See Sideband Deconvolution for an explanation of the purpose of the algorithm. The arguments correspond to the options available in the Sideband Processing and FID processing menus in Blackchirp.

Parameters:
  • which – {‘both’, ‘upper’, ‘lower’} Sideband to use in deconvolution.

  • avg – {‘harmonic’, ‘geometric’} Whether to use a harmonic or geometric mean for overlapped segments.

  • min_ft_offset – Minimum offset frequency for sideband, in MHz. Value is relative to the Downconversion LO frequency. Defaults to 0.0 MHz.

  • max_ft_offset – Maximum offset frequency for sideband, in MHz. Value is relative to the Downconversion LO frequency. Defaults to the FT bandwidth.

  • frame – Frame number (indexed from 0). If negative, all frames will be averaged

  • verbose – If true, print a progress message during the deconvolution.

  • freq_units – Units for the returned frequency array. One of "Hz", "kHz", "MHz" (default), "GHz", "THz". min_ft_offset and max_ft_offset are always interpreted in MHz regardless of this choice.

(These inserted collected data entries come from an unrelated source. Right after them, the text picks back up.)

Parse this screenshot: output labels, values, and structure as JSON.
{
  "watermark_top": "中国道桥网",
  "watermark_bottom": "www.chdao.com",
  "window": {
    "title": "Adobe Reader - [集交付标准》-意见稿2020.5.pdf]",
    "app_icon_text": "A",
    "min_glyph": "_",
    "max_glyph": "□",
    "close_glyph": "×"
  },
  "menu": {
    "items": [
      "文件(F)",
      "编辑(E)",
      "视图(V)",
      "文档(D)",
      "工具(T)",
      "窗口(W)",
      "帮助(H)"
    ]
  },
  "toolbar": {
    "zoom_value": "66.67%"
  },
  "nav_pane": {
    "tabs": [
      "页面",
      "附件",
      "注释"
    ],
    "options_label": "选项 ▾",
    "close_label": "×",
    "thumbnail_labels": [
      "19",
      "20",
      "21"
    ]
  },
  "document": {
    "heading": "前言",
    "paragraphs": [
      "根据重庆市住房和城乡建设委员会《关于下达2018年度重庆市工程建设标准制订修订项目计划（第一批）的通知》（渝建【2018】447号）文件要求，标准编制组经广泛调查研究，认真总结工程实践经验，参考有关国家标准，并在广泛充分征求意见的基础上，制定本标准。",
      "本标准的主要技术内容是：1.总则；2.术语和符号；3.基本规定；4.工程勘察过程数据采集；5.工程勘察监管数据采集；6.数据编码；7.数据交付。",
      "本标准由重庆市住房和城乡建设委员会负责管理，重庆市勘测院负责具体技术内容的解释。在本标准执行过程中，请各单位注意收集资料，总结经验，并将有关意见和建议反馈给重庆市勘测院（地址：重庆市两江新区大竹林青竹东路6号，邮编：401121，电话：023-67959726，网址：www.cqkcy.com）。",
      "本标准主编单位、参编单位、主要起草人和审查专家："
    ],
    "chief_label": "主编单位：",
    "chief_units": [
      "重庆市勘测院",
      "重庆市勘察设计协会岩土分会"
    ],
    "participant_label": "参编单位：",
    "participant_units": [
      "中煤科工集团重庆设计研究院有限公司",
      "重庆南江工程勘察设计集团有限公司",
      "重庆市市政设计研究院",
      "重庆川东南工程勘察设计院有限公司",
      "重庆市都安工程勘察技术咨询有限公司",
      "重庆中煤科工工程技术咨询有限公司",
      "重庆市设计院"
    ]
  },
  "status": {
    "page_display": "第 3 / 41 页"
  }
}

  • **proc_kwargs – FID processing settings passed as **kwargs to BCFid.ft. A freq_units entry here is ignored — the deconvolution is computed in MHz and rescaled at the end via the explicit freq_units argument.

Returns:

Frequency (in freq_units) and intensity arrays for the processed spectrum.

Raises:

ValueError – If which is not one of 'both', 'upper', 'lower'; if avg is not 'harmonic' or 'geometric'; if min_ft_offset or max_ft_offset is non-positive; if freq_units is not a recognised frequency-unit string; or if any FID’s sideband value is unrecognised (propagated from BCFid.is_lower_sideband).